Platform: PC Browser
Developer/Publisher: Michael Todd Games
Released: August 23, 2013
Genre: Platformer
Nerd Rating: 8.5/10
Link to Game
Reviewed by ryanvoid
You lost an arm
in the Disco Wars of 1515.
You lost an eye
in the War of Rock ‘n Roll.
You lost both legs
defeating DJ Deadly Skillz.
And you lost your ENTIRE butt
to an Evil Wizard.
This is the story of your Quest… to get revenge for your butt!
Electronic Super Joy might be the single filthiest game I’ve ever played. When I say that, I don’t mean that it’s crammed with splashy gore and naked people. You don’t even know what the protagonist looks like, as a matter of fact; most everything in the foreground is completely obscured by shadows. Electronic Super Joy drips with sleaze solely due to the atmosphere, the sound effects, and a thumping dance soundtrack that burrows into your brain like a disco parasite. You’re going to want to wash your hands afterward. This game is uncomfortably fun.
Let’s start with the soundtrack. Sweet fancy Moses, the soundtrack.
The bar for head-explodingly good soundtracks in indie platformers has already been set by games like Hotline Miami and Super Meat Boy, but Electronic Super Joy does them one better: The background of each level pulses and swirls in time with the thumping beats, creating a hallucinatory technicolor dreamscape as you pursue justice for your stolen butt. It careens wildly through techno and dubstep, trance and house, and only rarely borders on monotony.
It’s important that the songs themselves are varied and interesting enough to keep from becoming grating, because you die a lot. It’s par for the course with the new school of 8-bit-inspired indie affairs, but if your character has the lifespan of a concussed mayfly, there’d better be a damned good soundtrack to keep you going. ESJ‘s music keeps you pumped enough to power through the sticky walls, lasers, and shuriken-throwing frogs.
The gameplay, aside from being maddeningly difficult, is also inventive and clever as hell. You fly a UFO, dodge lasers, zip across questionably-greased floors, battle the Pope, and generally contort the laws of physics into some truly novel positions. Sheer difficulty isn’t enough to make a game interesting, and ESJ throws a series of gonzo challenges at you with anarchic glee. When you negotiate your way through Stage 4, a level so hard you’ll curse gods that haven’t even been invented yet, you feel like you’ve really earned it.
The main drawback is the storyline, which frequently feels like listening to a conversation between toddlers on designer drugs. While this is literally a game about rescuing your own stolen butt from a dude called the Groove Wizard, there’s zero continuity between the stages, and it’s purely a vehicle for weirdo challenges and boss battles. The dialogue comes mostly from the shadowy peanut gallery of head-bobbing bystanders, who alternately offer gaming tips and goofy-assed non-sequiturs. This is not a game striving for depth.

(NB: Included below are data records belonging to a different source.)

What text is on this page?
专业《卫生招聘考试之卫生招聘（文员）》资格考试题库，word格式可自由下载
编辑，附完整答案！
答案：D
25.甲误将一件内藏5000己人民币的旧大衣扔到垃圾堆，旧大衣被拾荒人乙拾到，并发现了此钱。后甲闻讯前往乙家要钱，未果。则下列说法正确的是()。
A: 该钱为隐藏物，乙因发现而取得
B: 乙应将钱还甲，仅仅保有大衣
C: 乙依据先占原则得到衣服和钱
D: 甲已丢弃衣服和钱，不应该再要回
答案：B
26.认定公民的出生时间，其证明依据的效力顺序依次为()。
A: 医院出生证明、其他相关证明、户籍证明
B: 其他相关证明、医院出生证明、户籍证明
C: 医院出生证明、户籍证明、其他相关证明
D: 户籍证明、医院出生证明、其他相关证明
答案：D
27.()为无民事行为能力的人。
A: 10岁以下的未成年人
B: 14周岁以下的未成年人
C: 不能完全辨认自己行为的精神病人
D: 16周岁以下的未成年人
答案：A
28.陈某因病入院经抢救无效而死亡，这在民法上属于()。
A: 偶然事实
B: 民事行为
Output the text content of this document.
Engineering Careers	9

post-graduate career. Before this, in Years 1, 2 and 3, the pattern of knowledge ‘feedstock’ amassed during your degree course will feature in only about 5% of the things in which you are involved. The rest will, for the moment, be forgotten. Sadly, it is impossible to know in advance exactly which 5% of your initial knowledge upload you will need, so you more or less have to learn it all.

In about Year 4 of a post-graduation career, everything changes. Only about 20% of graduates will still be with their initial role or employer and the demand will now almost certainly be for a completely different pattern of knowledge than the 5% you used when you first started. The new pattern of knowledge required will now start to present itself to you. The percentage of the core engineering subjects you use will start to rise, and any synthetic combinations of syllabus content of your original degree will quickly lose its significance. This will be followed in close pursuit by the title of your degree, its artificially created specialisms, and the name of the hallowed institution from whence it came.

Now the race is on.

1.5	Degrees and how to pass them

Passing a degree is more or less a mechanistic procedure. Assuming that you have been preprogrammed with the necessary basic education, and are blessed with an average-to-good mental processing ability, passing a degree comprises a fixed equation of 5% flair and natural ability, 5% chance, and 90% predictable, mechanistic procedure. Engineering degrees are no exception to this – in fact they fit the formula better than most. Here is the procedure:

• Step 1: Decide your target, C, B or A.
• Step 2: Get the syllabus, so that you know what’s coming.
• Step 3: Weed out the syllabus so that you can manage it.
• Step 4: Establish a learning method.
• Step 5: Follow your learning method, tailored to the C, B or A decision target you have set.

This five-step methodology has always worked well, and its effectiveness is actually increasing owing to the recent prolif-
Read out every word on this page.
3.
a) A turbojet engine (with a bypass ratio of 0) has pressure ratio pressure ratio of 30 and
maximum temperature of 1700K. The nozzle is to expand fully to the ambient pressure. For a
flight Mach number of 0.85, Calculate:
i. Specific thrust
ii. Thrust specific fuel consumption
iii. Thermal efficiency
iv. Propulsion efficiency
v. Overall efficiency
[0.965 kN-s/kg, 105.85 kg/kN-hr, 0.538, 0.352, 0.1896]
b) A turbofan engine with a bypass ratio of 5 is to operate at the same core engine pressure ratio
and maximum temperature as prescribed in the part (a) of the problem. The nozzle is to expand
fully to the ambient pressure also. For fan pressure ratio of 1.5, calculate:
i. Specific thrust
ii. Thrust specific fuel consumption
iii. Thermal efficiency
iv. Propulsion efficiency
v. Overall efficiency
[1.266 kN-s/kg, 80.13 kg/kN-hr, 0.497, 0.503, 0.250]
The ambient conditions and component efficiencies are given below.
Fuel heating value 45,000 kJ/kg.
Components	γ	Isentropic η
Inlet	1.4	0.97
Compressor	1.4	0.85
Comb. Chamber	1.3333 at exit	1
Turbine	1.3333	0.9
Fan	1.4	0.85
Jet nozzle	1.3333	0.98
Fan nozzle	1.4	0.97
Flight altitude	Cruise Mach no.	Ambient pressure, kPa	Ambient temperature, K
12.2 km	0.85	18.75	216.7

It’s self-aware enough to recognize its own absurdity, however, and this is what ultimately redeems it. It’s strangely compelling and sticky, like a pocketful of gummy bears on a hot day.
And “strangely compelling” sums up how utterly, utterly filthy this game is. Electronic Super Joy is like a concept game based on “The Ding-Dong Song” by Gunther. The SFX made by shambling up the sticky walls sounds like a bowl of macaroni and cheese being stirred by Satan in a dance club. It is the single most unholy sound I have ever had the good fortune to experience, and it’s complemented by orgasmic moans that greet you every time you die or reach a checkpoint. Alternately a vaguely European guy groaning “OOH-LA-LAAA” and a lady squealing in cartoonish ecstasy, they’re the porno version of the dog from Duck Hunt.
All of these elements would be fairly innocuous on their own, but the combined filth of the moans, the sticky noises, and the pounding electronic music creates an environment that completely sells the ridiculous action of Electronic Super Joy. It’s to the game’s credit that it doesn’t attempt to reach deeper themes, because this game sticks (ew) to what it does well – creating a vile, addictive, and bizarre gaming experience.
Just don’t play it loudly in a public place.